The pathway to hell is paved with good intentions. If the Sergeant was thinking, “Hey these are personal, meaningful, and should be returned to the nearest of kin” fine; but, he should have gone through the system. Had the system turned him down, he could have made a federal case of it. Now he’s the federal case.


Literally stealing valor.

Would the archives not give them to NOK if they asked? I feel like they should have been returned to family 70 years ago.


Dumbass had a very honorable idea executed in an in incredibly stupid and illegal manner. May I be the first in line to slap the stupid out of him?

5th/77th FA

Line forms here ‘D. You KNOW how that whole first thing appeal works with the TAH Wide World of Sports HQs. Bring Coldbeer from the Catinna, I’ve got nachos and cheese dip.

Homeboy is eat up with teh stoopid.

Comm Center Rat

“Rumsby later resigned his commission to enlist in hopes of one day serving as a guard at the Tomb of the Unknown Soldier in Arlington National Cemetery in Virginia.”

Here’s hoping The Old Guard remains vigilant and never lets this thief dishonor the tomb sentinels.


Lima Beans, they changed the ID on the dog tags again.
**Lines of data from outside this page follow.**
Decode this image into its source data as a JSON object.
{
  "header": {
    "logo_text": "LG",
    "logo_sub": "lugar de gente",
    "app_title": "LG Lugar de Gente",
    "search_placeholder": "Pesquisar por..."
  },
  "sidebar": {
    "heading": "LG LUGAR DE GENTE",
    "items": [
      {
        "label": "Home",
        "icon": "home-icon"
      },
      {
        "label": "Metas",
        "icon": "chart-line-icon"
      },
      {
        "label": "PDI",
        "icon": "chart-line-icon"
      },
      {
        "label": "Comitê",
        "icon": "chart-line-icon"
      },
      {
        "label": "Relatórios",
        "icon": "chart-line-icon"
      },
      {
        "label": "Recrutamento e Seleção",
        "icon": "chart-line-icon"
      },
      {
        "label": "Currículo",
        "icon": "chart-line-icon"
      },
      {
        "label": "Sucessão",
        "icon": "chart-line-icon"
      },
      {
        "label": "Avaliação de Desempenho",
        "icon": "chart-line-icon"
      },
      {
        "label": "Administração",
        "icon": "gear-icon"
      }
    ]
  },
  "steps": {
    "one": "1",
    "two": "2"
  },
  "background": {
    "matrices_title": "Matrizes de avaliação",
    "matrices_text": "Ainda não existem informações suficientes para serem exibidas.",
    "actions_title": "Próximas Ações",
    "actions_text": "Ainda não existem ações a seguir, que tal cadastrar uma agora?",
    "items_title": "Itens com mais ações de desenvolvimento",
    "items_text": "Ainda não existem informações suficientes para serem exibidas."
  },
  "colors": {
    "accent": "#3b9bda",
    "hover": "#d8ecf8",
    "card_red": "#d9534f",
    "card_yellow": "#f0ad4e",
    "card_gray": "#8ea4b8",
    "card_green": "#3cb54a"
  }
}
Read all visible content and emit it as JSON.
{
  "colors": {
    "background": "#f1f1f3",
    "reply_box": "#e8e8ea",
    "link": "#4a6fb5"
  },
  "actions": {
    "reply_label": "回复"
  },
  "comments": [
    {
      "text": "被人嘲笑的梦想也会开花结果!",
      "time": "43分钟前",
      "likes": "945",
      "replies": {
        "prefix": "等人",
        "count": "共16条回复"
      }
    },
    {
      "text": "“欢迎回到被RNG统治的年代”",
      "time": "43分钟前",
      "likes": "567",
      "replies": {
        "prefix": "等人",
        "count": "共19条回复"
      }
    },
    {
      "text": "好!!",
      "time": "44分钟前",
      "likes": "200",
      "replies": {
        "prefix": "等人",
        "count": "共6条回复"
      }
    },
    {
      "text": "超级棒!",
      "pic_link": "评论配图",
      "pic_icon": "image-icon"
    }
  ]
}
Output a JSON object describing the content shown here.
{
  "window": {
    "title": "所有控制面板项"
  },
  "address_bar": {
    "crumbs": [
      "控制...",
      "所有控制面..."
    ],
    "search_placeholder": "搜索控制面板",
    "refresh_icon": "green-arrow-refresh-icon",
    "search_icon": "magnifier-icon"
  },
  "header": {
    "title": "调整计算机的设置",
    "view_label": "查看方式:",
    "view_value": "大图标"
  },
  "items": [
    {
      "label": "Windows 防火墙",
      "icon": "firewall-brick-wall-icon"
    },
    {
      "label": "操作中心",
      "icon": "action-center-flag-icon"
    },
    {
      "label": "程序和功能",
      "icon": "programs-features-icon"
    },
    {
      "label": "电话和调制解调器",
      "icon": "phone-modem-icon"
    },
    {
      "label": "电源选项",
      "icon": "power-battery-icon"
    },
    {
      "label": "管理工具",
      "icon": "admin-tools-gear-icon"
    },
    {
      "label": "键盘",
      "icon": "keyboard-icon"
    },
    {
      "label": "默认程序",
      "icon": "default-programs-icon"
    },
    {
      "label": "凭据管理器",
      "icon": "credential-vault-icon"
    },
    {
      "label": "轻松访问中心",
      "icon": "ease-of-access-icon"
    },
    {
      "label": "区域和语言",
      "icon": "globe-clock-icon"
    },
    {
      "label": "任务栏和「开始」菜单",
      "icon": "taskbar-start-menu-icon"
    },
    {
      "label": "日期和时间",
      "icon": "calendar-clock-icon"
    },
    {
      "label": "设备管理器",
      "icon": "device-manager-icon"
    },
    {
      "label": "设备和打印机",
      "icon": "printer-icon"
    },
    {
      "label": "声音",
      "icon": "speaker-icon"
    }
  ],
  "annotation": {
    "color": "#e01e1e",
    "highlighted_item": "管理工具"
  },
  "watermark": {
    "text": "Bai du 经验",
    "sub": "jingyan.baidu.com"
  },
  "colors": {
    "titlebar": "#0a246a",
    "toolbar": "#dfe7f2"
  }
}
It no longer lists your SS# but your DOD id number on your CAC Card


As long as they get the blood type correct I’m good.

Club Manager

You would think some high paid bureaucrat would have a BFO (i.e., blinding flash of the obvious) and have this guy form an association of volunteers to return the dog tags to families rather than store them at tax payer expense forever.


“They were serving Stupid Soup, and you went and ate the whole pot!”


Didn’t we learn just a few years ago that it’s OK to stick classified information in your socks and walk out with it, so why is returning property to families a big deal???

(Really? Someone out there needs for that to be ID’d as sarc? OK. Here ya go.)